Wir haben das Bild einer rückläufigen Entwicklung vor uns und finden die Bestätigung eines psychologischen Gesetzes, das ich so formuliere: Alle emotionalen Zustände neigen dazu, auf dem Weg ihrer Entwicklung zu ihrem Ursprung zurückzukehren. Der Beobachter kann erkennen, daß die Rückwärtsbewegung dieselben Phasen durchläuft, die er zuvor in der anderen Richtung gesehen hat. Manchmal scheint es so, als würde die eine oder andere Etappe übersprungen, aber dieser falsche Eindruck entsteht dadurch, daß der ganze Prozeß, der eine, bemerkenswerte Ge­schwindigkeit hat, unbewußt verläuft.
Die meisten Menschen neigen dazu zu denken, daß der Liebende eine Enttäuschung oder Ernüchterung in bezug auf das Objekt erlebt und plötzlich entdeckt, daß er und sie nicht gut zusammenpassen. Er wurde sozusagen rasch reich und ist nun mit einemmal verarmt. Aber selbst wenn es zuträfe, daß das Liebesobjekt an den veränderten Gefühlen schuld ist, kann dies nicht der einzige Faktor sein. Das wäre eine zu grobe Vereinfachung des Sachverhalts. In vielen Fällen ändert sich das Liebesobjekt nicht wesentlich, aber die Augen, die es betrachten, sehen neue, unangenehme Züge, oder sie sehen die alten nicht mehr, die rei­zend und einnehmend waren. Manchmal läßt sich beweisen, daß diesel­ben Eigenschaften, die einmal als anziehend empfunden wurden, nun widerwärtig, ja geradezu abstoßend wirken. Das Objekt braucht sich dabei nicht wirklich verändert zu haben. Sein Bild hat sich verändert. Was hat den Zauber gebrochen?
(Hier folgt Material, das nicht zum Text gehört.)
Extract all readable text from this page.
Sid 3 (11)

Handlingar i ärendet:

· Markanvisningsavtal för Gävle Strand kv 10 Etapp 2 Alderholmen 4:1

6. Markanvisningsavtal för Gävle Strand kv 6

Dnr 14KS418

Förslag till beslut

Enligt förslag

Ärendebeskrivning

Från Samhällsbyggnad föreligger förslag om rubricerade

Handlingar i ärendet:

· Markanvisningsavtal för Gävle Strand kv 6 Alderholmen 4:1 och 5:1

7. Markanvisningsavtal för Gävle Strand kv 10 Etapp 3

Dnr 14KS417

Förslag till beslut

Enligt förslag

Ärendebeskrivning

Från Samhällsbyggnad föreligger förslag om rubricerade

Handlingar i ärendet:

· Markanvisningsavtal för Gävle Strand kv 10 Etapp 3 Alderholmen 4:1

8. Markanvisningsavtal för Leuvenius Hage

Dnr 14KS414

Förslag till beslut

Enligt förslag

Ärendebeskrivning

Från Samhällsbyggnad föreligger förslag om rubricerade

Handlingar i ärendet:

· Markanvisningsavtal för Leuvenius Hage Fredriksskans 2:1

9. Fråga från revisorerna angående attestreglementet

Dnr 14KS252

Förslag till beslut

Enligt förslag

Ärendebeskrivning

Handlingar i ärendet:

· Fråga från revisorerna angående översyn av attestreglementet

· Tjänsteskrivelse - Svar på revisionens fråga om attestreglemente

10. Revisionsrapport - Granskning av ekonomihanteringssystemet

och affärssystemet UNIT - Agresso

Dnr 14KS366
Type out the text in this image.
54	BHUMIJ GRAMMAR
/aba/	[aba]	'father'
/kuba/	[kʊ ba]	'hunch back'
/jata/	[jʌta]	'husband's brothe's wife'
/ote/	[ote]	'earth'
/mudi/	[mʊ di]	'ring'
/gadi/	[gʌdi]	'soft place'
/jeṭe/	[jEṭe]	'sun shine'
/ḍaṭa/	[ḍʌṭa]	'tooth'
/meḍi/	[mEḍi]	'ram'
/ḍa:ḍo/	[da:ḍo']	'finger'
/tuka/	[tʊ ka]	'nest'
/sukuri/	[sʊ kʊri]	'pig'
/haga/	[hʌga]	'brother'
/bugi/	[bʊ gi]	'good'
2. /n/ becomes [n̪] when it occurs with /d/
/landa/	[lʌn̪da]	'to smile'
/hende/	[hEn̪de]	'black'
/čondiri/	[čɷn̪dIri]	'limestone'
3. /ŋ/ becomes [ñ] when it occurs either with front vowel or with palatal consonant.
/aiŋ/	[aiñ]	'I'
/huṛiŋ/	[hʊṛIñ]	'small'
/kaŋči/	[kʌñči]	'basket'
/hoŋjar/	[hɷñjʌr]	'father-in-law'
Dieses Bild war einmal so stark, daß wir entweder blind für die Fehler des anderen waren oder sie als beinahe unerheblich betrachteten. Außerdem sahen wir so viele überragende Eigenschaften, daß sie die kleinen Fehler und Schwächen bei weitem aufwogen. Der Liebende war zuvor nicht kritisch. Er wollte das Objekt nicht ummodeln, selbst wenn er seine Schwächen sah, denn die Liebe in ihrer Blüte wünscht an dem geliebten Menschen nichts zu ändern. Er ignorierte die kleinen Unvollkommen­heiten oder betrachtete sie als nebensächlich. Mit einem Idealbild vor Augen schmückte er seine Geliebte mit lauter guten Eigenschaften aus – und dann hat er unversehens ein ganz anderes Bild vor sich. Die Ent­wicklung geht rasch, beinahe unmerklich, oder in großen Sprüngen vor sich. Nun nimmt er an jeder Kleinigkeit Anstoß und rügt jeden kleinen Fehler. Ist er vom Objekt enttäuscht, das sich als Mensch und nicht als Gottheit entpuppt? Gewiß, aber das ist nicht alles. Er wird auf den Bo­den der Wirklichkeit zurückgebracht. Aber was geschieht mit dem Bild, dem idealen, besseren Ich? Es-gibt- zwei Möglichkeiten, zwischen denen unterschieden werden muß. Die erste ist die Trennung zwischen dem Bild und der tatsächlichen Persönlichkeit des geliebten Menschen. Die zweite ist der Ersatz des einen Bildes durch ein anderes Bild.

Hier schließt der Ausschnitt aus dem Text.